Film adaptations have long been used by English teachers but have generally been perceived as an ‘add-on', useful for covering plot, engaging more reluctant learners, or as a ‘treat' after completing the real work of reading the novel. Yet, as I first discovered when working as an English teacher, film is more than just the carrot after the stick of ploughing through a book with young people.
Studied alongside a novel, film adaptations can be used to develop students' interpretation and understanding of narrative, character, form and language, as well as cultural and social context. Reading film as text will develop learners' critical thinking, analytical and contextualisaton skills - skills equally applicable to and transferable between film and literary texts.
In simple terms there are four main ways in which film can support critical reading of a text: It can reinforce understandings, especially where the text is long and dense; close comparative reading between the film and the novel can illuminate the form, structure, and language of each; comparing different film versions of a text foregrounds questions of interpretation, and can support close and detailed reading of the original text; and more creative approaches, in which students propose translations of the novel into film, can require imaginative and detailed interpretive responses.
Here at Into Film, we recently partnered with two venerable institutions to assist teachers with this curriculum change.
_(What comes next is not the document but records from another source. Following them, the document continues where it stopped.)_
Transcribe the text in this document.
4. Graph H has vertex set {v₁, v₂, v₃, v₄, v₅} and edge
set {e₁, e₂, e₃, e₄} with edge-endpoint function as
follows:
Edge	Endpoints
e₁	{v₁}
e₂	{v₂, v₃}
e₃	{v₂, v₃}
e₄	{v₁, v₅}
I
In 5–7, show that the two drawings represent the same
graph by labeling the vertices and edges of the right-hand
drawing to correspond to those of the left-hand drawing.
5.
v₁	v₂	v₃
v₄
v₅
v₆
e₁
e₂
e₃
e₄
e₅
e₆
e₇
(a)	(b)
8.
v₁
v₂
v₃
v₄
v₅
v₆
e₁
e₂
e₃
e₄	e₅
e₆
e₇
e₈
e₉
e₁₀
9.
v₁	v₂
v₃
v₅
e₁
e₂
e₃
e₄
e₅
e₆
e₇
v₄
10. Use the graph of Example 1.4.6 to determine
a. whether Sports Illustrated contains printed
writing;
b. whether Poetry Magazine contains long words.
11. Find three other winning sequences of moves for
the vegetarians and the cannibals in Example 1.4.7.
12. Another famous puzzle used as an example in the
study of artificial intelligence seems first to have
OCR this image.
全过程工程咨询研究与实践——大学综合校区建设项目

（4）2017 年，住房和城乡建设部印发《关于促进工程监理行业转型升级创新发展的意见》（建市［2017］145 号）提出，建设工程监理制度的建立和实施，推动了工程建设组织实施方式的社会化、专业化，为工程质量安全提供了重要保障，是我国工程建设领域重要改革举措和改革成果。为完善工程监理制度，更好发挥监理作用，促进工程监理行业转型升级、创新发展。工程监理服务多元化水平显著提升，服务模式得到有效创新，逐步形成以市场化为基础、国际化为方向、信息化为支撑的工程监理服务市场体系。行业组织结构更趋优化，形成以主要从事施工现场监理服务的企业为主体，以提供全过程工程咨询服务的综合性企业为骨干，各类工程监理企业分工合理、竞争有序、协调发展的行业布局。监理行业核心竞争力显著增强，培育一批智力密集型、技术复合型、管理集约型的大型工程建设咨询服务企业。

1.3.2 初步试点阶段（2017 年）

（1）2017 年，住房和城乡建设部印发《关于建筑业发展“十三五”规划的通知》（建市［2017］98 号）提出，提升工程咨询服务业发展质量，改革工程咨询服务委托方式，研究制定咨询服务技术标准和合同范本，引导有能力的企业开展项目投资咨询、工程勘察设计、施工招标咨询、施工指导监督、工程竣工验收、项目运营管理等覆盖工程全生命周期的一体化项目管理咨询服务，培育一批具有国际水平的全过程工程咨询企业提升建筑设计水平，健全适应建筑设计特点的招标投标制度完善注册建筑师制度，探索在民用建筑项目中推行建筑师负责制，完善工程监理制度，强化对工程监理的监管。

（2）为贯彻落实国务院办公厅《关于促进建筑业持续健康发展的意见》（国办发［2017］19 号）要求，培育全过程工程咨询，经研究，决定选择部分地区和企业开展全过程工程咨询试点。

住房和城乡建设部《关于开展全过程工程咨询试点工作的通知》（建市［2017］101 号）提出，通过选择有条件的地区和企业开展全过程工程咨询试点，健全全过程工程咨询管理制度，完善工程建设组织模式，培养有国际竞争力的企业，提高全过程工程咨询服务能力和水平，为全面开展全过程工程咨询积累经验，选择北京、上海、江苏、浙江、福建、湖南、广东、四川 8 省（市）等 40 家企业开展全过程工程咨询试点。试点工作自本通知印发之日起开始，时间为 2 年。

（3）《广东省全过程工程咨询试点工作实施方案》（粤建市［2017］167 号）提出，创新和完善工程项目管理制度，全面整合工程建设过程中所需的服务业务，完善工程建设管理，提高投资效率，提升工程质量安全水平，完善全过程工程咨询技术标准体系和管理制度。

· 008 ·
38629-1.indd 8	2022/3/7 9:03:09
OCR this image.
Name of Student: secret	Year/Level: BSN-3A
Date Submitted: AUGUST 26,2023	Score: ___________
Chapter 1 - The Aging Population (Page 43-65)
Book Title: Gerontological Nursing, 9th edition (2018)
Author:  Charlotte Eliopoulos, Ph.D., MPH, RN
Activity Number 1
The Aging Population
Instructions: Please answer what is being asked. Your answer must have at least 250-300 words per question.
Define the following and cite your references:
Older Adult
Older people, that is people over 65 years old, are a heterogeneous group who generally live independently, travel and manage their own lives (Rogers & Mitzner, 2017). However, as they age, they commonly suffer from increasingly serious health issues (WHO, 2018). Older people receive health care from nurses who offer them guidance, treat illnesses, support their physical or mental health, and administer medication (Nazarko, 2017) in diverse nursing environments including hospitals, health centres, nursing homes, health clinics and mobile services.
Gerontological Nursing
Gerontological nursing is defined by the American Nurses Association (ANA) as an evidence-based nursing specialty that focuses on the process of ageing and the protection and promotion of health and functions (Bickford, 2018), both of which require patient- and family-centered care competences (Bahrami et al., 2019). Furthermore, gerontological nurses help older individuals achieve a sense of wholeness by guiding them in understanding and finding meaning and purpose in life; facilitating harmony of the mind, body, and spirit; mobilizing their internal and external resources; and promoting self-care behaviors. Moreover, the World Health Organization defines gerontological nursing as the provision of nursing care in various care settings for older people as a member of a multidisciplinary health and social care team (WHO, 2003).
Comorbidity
The National Association for the Teaching of English (NATE) endorsed our 19th Century Literature on Film resource, that looked at the 1999 adaptation Charles Dickens' A Christmas Carol. Teachers' notes and a series of PowerPoint presentations provide an in-depth and engaging way into the text, along with generic approaches that can be applied to the teaching of all 19th century novels.
Additionally, our Reel to Real series of resources, in collaboration with the V&A, use film adaptations as a stimulus for the study of classic texts including Pride and Prejudice, Twelfth Night and Great Expectations.. A senior examiner said of the Pride and Prejudice resource:
Each activity, whilst drawing attention to various dimensions of the filmmaking process, encourages pupils to examine and drill down into the text, thereby increasing their familiarity with Jane Austen's work and of the times in which she lived and wrote.
GJ Carr, Senior Examiner, English Literature.
While these approaches may, for some of you, be a departure from the norm, film adaptations, placed at the heart of the study of a novel, will add a new dimension to literature lessons and encourage memorable learning. At best, their impact could be far greater.